Venture capital investment in defense technology startups hit an impressive $19 billion in the second quarter of 2025, marking a significant milestone in the evolving relationship between private capital and national security. This surge reflects broader shifts in global geopolitics and rapid advances in technology, with family offices playing a notable role in fueling this growth. The defense sector, historically dominated by established contractors, is welcoming nimble startups that are redefining how innovation serves military needs.

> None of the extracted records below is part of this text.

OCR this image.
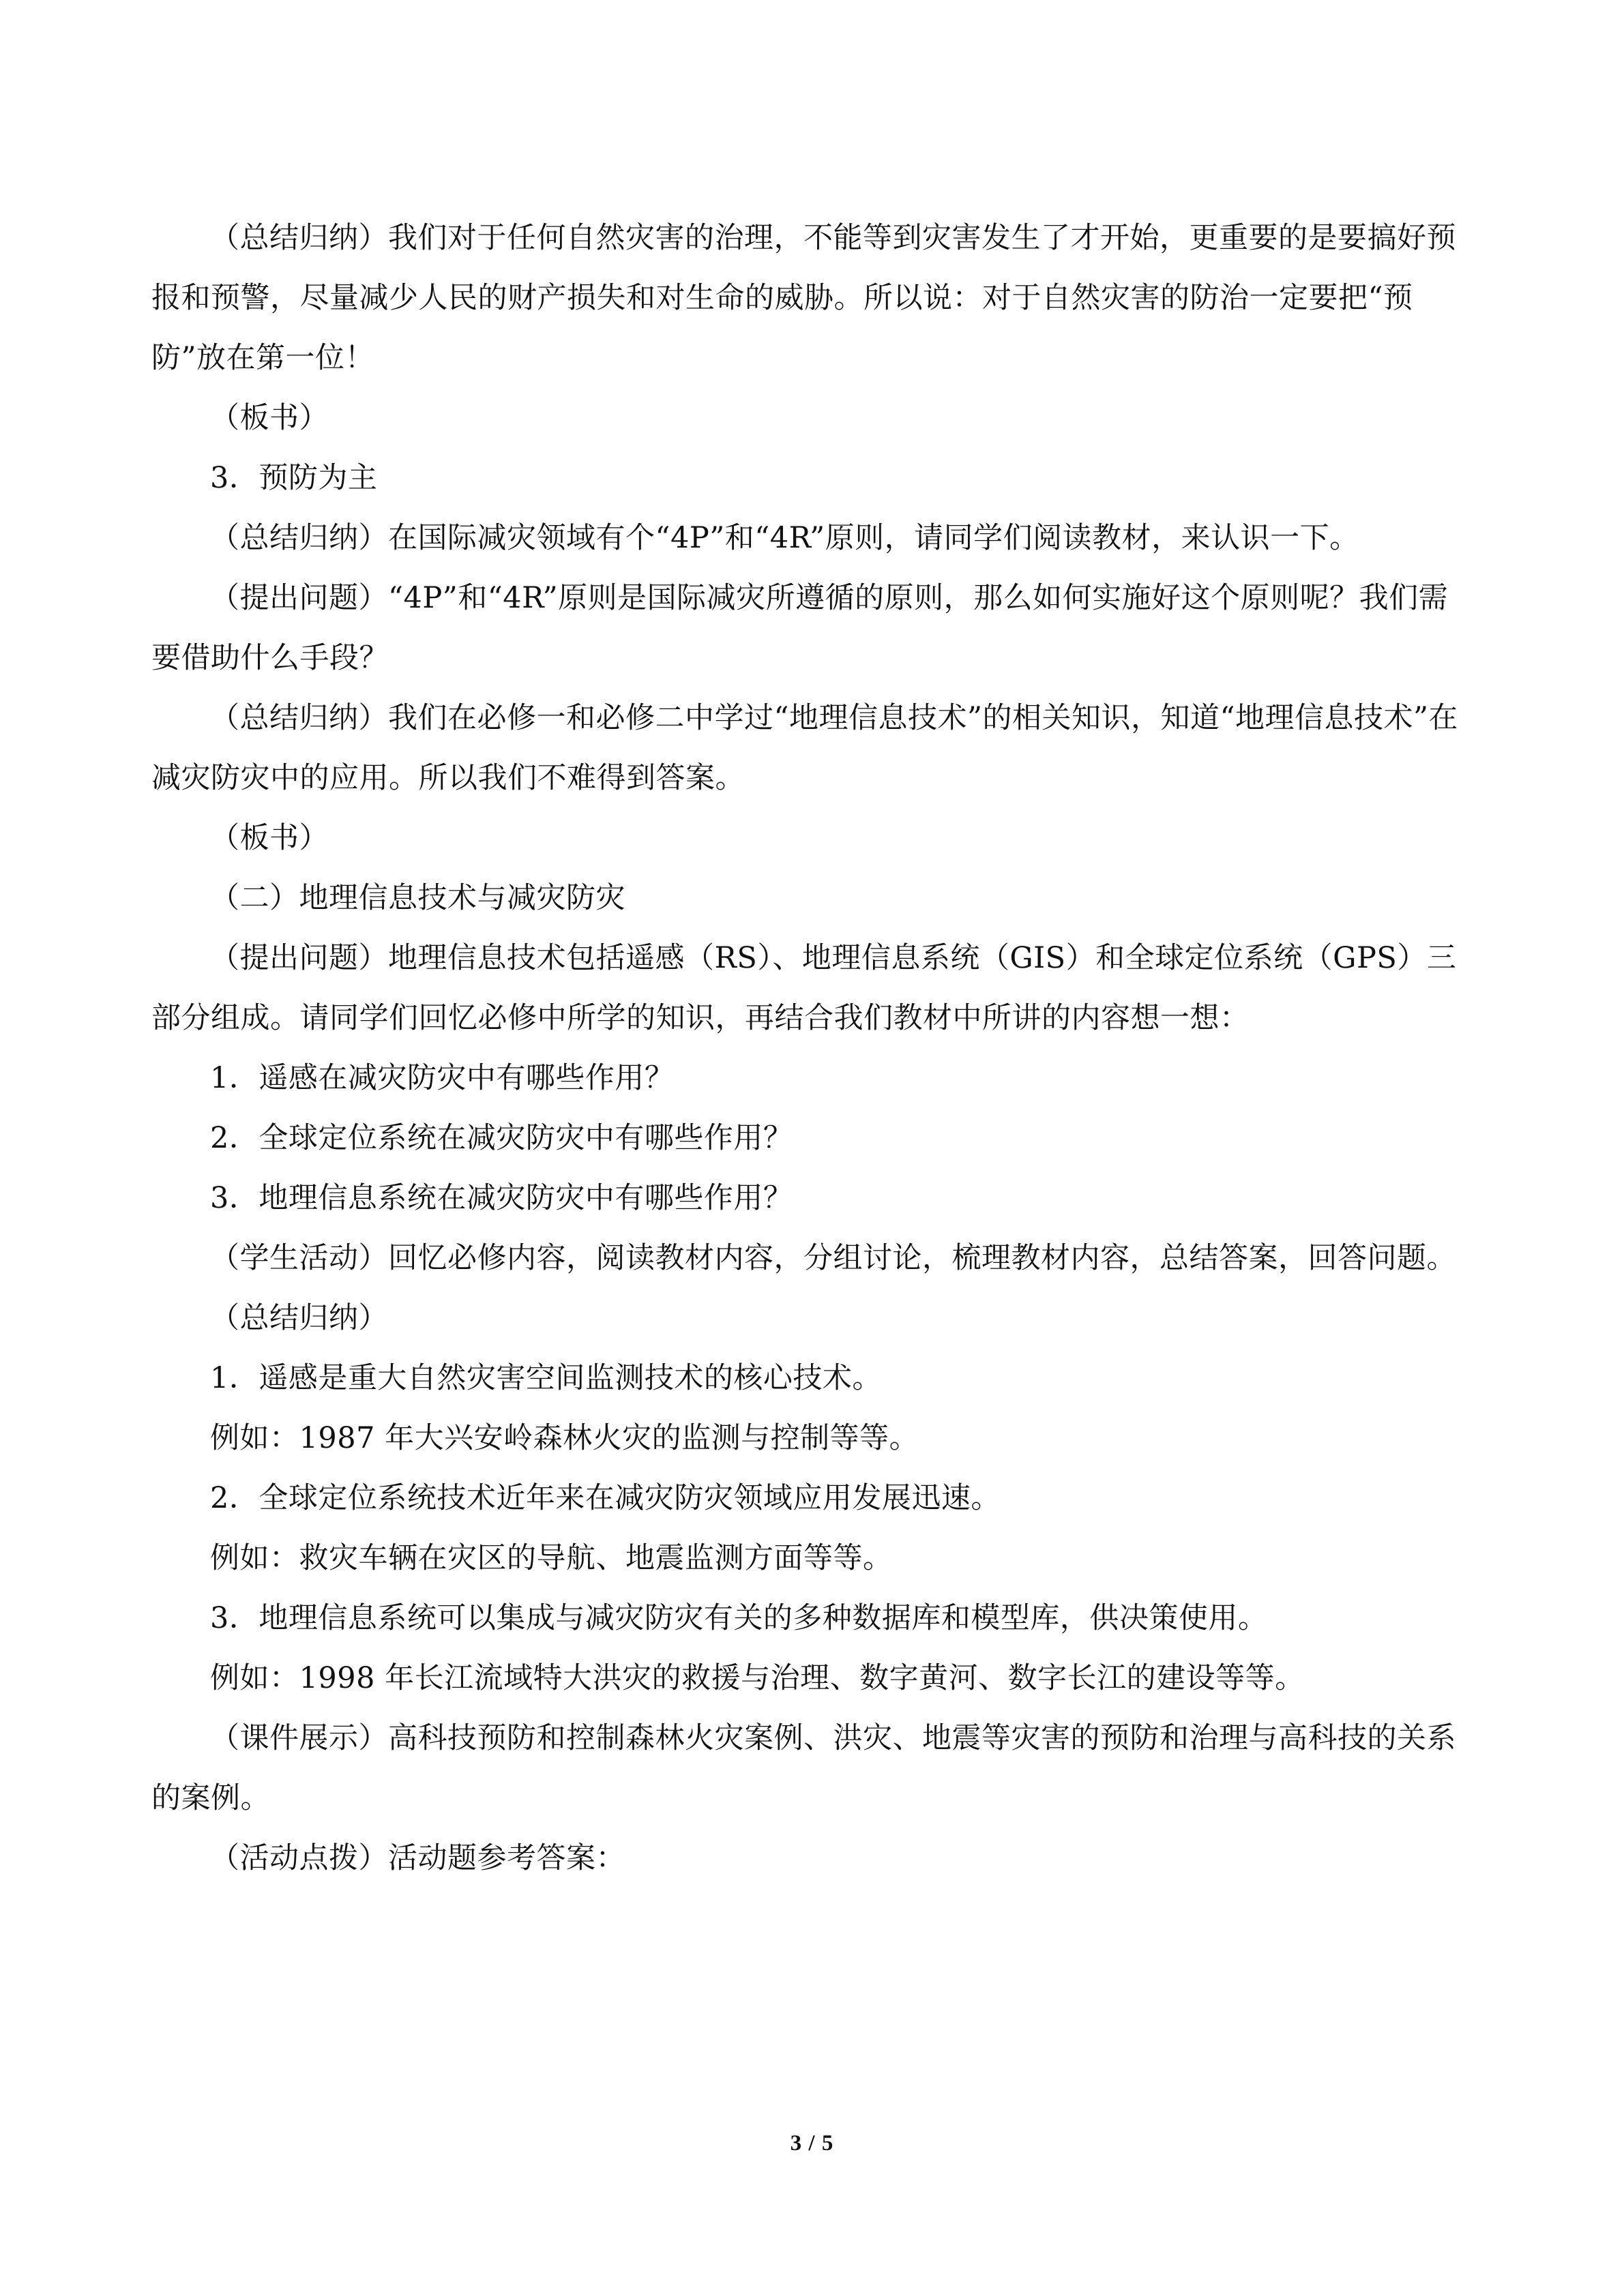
（总结归纳）我们对于任何自然灾害的治理，不能等到灾害发生了才开始，更重要的是要搞好预报和预警，尽量减少人民的财产损失和对生命的威胁。所以说：对于自然灾害的防治一定要把“预防”放在第一位！

（板书）

3．预防为主

（总结归纳）在国际减灾领域有个“4P”和“4R”原则，请同学们阅读教材，来认识一下。

（提出问题）“4P”和“4R”原则是国际减灾所遵循的原则，那么如何实施好这个原则呢？我们需要借助什么手段？

（总结归纳）我们在必修一和必修二中学过“地理信息技术”的相关知识，知道“地理信息技术”在减灾防灾中的应用。所以我们不难得到答案。

（板书）

（二）地理信息技术与减灾防灾

（提出问题）地理信息技术包括遥感（RS）、地理信息系统（GIS）和全球定位系统（GPS）三部分组成。请同学们回忆必修中所学的知识，再结合我们教材中所讲的内容想一想：

1．遥感在减灾防灾中有哪些作用？

2．全球定位系统在减灾防灾中有哪些作用？

3．地理信息系统在减灾防灾中有哪些作用？

（学生活动）回忆必修内容，阅读教材内容，分组讨论，梳理教材内容，总结答案，回答问题。

（总结归纳）

1．遥感是重大自然灾害空间监测技术的核心技术。

例如：1987 年大兴安岭森林火灾的监测与控制等等。

2．全球定位系统技术近年来在减灾防灾领域应用发展迅速。

例如：救灾车辆在灾区的导航、地震监测方面等等。

3．地理信息系统可以集成与减灾防灾有关的多种数据库和模型库，供决策使用。

例如：1998 年长江流域特大洪灾的救援与治理、数字黄河、数字长江的建设等等。

（课件展示）高科技预防和控制森林火灾案例、洪灾、地震等灾害的预防和治理与高科技的关系的案例。

（活动点拨）活动题参考答案：

3 / 5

Geopolitical uncertainty has been a consistent driver behind this surge. The U.S.-led world order faces challenges from rising powers and shifting alliances, compelling governments to rethink defense priorities. In response, venture capitalists recognize the strategic importance of supporting startups that develop autonomous systems, artificial intelligence, cybersecurity, and space-based technologies. These emerging capabilities are increasingly central to modern defense doctrines that prioritize agility and technological superiority.

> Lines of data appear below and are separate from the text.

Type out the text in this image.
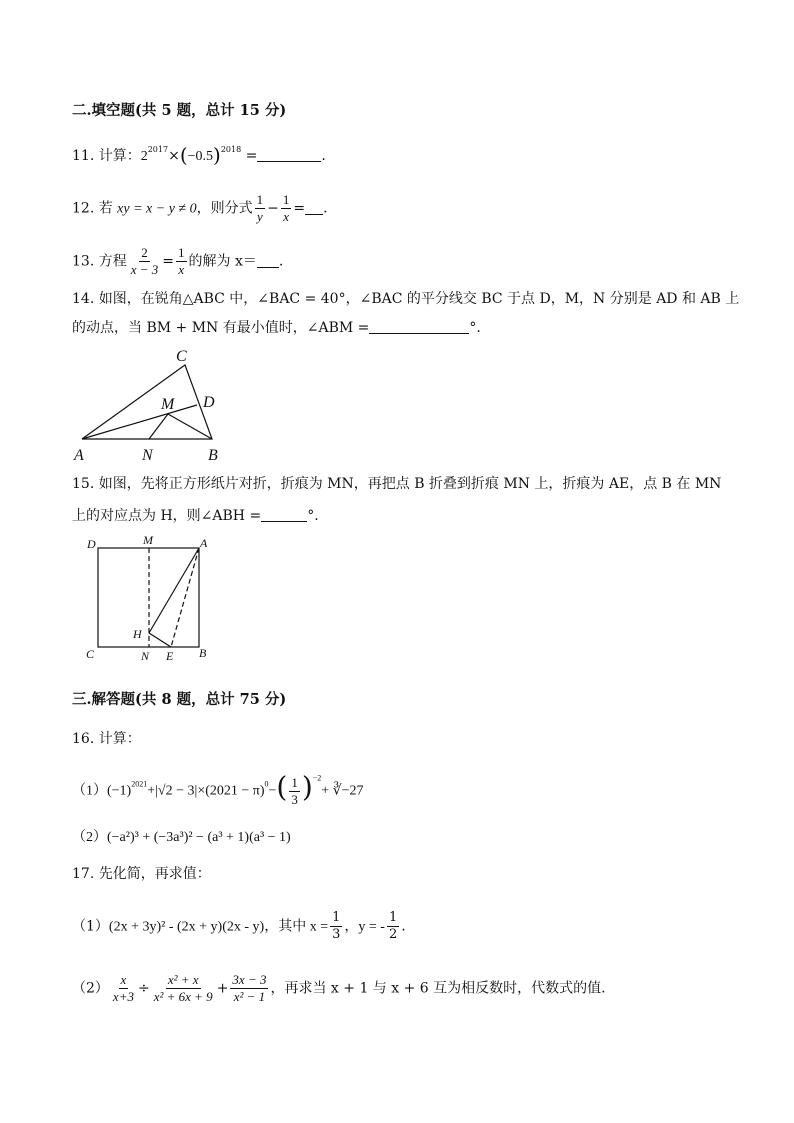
二.填空题(共 5 题，总计 15 分)
11. 计算：$2^{2017}\times(-0.5)^{2018}$ =	.
12. 若 xy = x − y ≠ 0，则分式 $\frac{1}{y} - \frac{1}{x}$ = .
13. 方程 $\frac{2}{x - 3} = \frac{1}{x}$ 的解为 x＝ .
14. 如图，在锐角△ABC 中，∠BAC = 40°，∠BAC 的平分线交 BC 于点 D，M，N 分别是 AD 和 AB 上
的动点，当 BM + MN 有最小值时，∠ABM =	°.
A	B
C
D
M
N
15. 如图，先将正方形纸片对折，折痕为 MN，再把点 B 折叠到折痕 MN 上，折痕为 AE，点 B 在 MN
上的对应点为 H，则∠ABH =	°.
D	M	A
H
C	N E B
三.解答题(共 8 题，总计 75 分)
16. 计算：
$(1)(-1)^{2021}+|√2 - 3|\times(2021 - \pi)^0-( \frac{1}{3} )^{-2}+$ ∛−27
（2）(−a²)³ + (−3a³)² − (a³ + 1)(a³ − 1)
17. 先化简，再求值：
（1）(2x + 3y)² - (2x + y)(2x - y)，其中 $x = \frac{1}{3}$ ，y = - $\frac{1}{2}$ .
$(2) \frac{x}{x+3} \div \frac{\text{x² + x}}{\text{x² + 6x + 9}} + \frac{3x - 3}{\text{x² − 1}}$ ，再求当 x + 1 与 x + 6 互为相反数时，代数式的值.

One of the most prominent examples of this trend is Anduril Industries, known for bridging advanced software and hardware to accelerate military modernization. The company’s rapid ascent, which included securing a $2.5 billion funding round in Q2 2025 and a contract with the U.S. Special Operations Command, illustrates how startups are moving at a pace traditional contractors cannot match. Anduril’s contributions to U.S. defense efforts, including support in Ukraine, showcase the practical impact of venture-backed innovation on the battlefield.
Investment flows into defense tech are not limited to the Silicon Valley unicorns. Chaos Industries, a Los Angeles-based company focusing on counter-drone radar and communication systems, recently raised $510 million, reflecting the broad interest in niche, high-impact technologies. Forterra, developing autonomous systems for defense applications, secured $238 million in Series C funding as well. These examples highlight the diverse array of companies attracting capital, each addressing unique aspects of defense technology needs.
Family offices, private wealth management firms serving high-net-worth families, have become particularly active players in this space. With geopolitical tensions casting a long shadow, these investors see defense startups as opportunities to support sectors with resilient demand and long-term government contracts. Unlike traditional venture capital firms focused solely on financial returns, family offices often align investments with strategic outlooks on national security and technological leadership.
Julia DeWahl, Co-Founder and President of Antares Industries and a serial angel investor, notes that smaller companies can now compete with traditional defense primes because the Department of Defense has adapted its procurement approaches to embrace commercial innovation. According to DeWahl, this shift “has opened doors for startups to develop critical technologies faster, especially in areas like microreactors for defense and commercial use.” Antares Industries is a prime example, blending venture capital with Department of Energy and Department of Defense funding to advance next-generation nuclear microreactors.
Investment strategies have evolved to accommodate the unique challenges of defense markets, where government sales cycles can span several years and regulatory hurdles abound. Nevertheless, the appeal of stickier, contract-based revenue streams with expansion potential surpasses many other sectors. Additionally, non-dilutive funding from government grants reduces risk and supports technology refinement throughout product development cycles.
Globally, the defense tech venture capital boom mirrors similar upticks across Europe and Asia. European startups in Germany, Portugal, and others have raised substantial rounds, emphasizing dual-use technologies that serve both military and civilian markets. Meanwhile, Asia’s autonomous vehicle and defense mobility sectors also draw large investments, demonstrating that this is not a U.S.-centric phenomenon, but a worldwide wave of innovation driven by geopolitical realities.
The infusion of capital into defense startups is transforming the industry. Where traditionally innovation was incremental and slow, the introduction of venture capital brings a new dynamic that rewards rapid iteration and commercial viability. Firms like Andreessen Horowitz and Lux Capital have launched dedicated funds targeting defense tech, underlining the strategic importance of this emerging asset class. Their investment theses encompass a broad spectrum of technologies from aerospace to cybersecurity, recognizing the systemic impact these startups can have.
Despite these promising developments, challenges remain. Navigating government procurement processes, ensuring compliance with regulatory frameworks, and addressing the complexity of military requirements demand deep expertise. Startups must bridge the gap between cutting-edge technology and practical military applications, which often involves extensive collaboration with defense agencies.
Still, the trends are clear. The infusion of venture capital into defense startups not only supports national security priorities but also creates long-term value for investors through exposure to a sector with unique growth dynamics. The involvement of family offices adds another layer of stability and long-term vision to this expanding ecosystem, indicating that private investment will remain critical as governments modernize their defense capabilities in an uncertain world.